Au pied de l'escalier, il rencontra le jeune Ranay, l'un des pages de la maison, qui le regarda avec étonnement :
- Que vous arrive-t-il, monsieur le chevalier ? On dirait que vous pleurez ?
- Moi ? Jamais de la vie ! Vous rêvez, mon garçon.
Mais, avant de frapper chez Mme de Vendôme, il essuya ses yeux à sa manchette de dentelle...
CHAPITRE 2
UNE INCROYABLE MÉMOIRE
Debout devant une fenêtre ouverte sur la douceur de la nuit, indifférente au va-et-vient de ses femmes traînant des coffres de cuir ou transportant des piles de vêtements, Françoise de Vendôme essayait de maîtriser l'angoisse qui s'était emparée d'elle dès l'instant où elle avait su son époux prisonnier. César sous les verrous, enchaîné peut-être ! Impensable !

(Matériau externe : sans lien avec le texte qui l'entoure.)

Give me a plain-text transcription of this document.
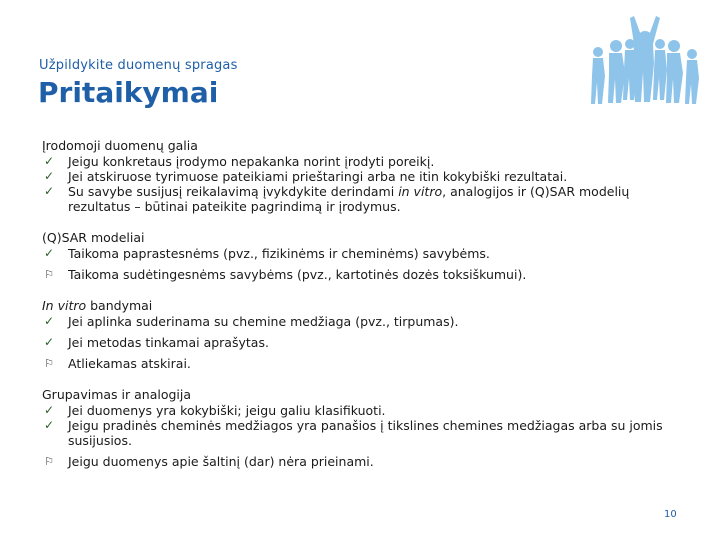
Užpildykite duomenų spragas
Pritaikymai
Įrodomoji duomenų galia
✓ Jeigu konkretaus įrodymo nepakanka norint įrodyti poreikį.
✓ Jei atskiruose tyrimuose pateikiami prieštaringi arba ne itin kokybiški rezultatai.
✓ Su savybe susijusį reikalavimą įvykdykite derindami in vitro, analogijos ir (Q)SAR modelių rezultatus – būtinai pateikite pagrindimą ir įrodymus.
(Q)SAR modeliai
✓ Taikoma paprastesnėms (pvz., fizikinėms ir cheminėms) savybėms.
⚐ Taikoma sudėtingesnėms savybėms (pvz., kartotinės dozės toksiškumui).
In vitro bandymai
✓ Jei aplinka suderinama su chemine medžiaga (pvz., tirpumas).
✓ Jei metodas tinkamai aprašytas.
⚐ Atliekamas atskirai.
Grupavimas ir analogija
✓ Jei duomenys yra kokybiški; jeigu galiu klasifikuoti.
✓ Jeigu pradinės cheminės medžiagos yra panašios į tikslines chemines medžiagas arba su jomis susijusios.
⚐ Jeigu duomenys apie šaltinį (dar) nėra prieinami.
10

La décision de voler à son secours lui était venue tout naturellement. Pourtant, depuis un moment, elle se demandait si son intervention aboutirait à autre chose qu'à la placer, elle, sous les feux conjugués de la colère du Roi et des rancunes de son ministre. Or, elle restait la seule adulte de la famille - sa turbulente belle-sour Catherine, duchesse d'Elbeuf, méritait à peine ce titre ! - encore libre de ses mouvements. Qu'on l'arrête elle aussi, et ses enfants, si jeunes, n'auraient plus d'autre rempart que leur entourage. Des serviteurs dévoués sans doute, des officiers à l'honneur éprouvé, mais des étrangers malgré tout dont on ignorait comment ils réagiraient devant les menaces que l'on pouvait faire peser sur eux. Sauraient-ils défendre contre d'inavouables convoitises leur fabuleux patrimoine : le Vendômois et la forte ville d'où il tirait son nom, des châteaux quasi royaux qui avaient nom Anet, Chenonceau, Verneuil, Ancenis, La Ferté-Alais, le grand hôtel de Vendôme à Paris et tant d'autres biens ?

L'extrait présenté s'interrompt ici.